The mudras of hatha yoga
We find the first written records of the mudras of Hatha Yoga in the Hatha Yoga Pradipika (Pradipikal means the "little lamp of yoga") and in the Gheranda Samita (the collected teachings of the sage Gheranda). Ten mudras are discussed in the first work and 15 more in the second, making a total of 25 mudras. According to these writings, the effects of the mudras extend from healing everyday complaints to maintaining youthful freshness at a ripe old age, to even determining one's own day of death. However, many yoga masters think that these promises should not be taken too literally. They say these are superficial explanations for non-initiates.
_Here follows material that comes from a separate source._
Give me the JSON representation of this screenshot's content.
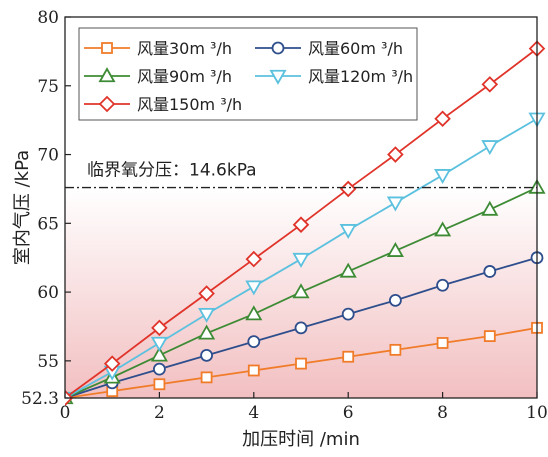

The deeper aspects of the mudras are only revealed to those who seriously practice them through the guidance of a teacher.
Classical mudras are mainly used for awakening kundalini, experiencing states of expanded consciousness, or achieving enlightenment. Since such practices are like a tightrope walk and accordingly dangerous, they can only be learned with an experienced teacher. The way in which I use the mudras in daily life and present them here, they primarily serve the health of body, mind, and soul. This is reason enough for me to practice them.
Swami Satyananda Saraswati, a recognized Hindu yoga master, was the first to describe them so that even we normal mortals can do them. He also gives the advice of practicing the mudras in combination with body postures (asanas) and breathing exercises (pranayamas) since this will considerably intensify the body and breathing work. Mudras are also the ideal preparation for meditation. Today, other directions such as Power Yoga and Kundalini Yoga, agree with his opinion.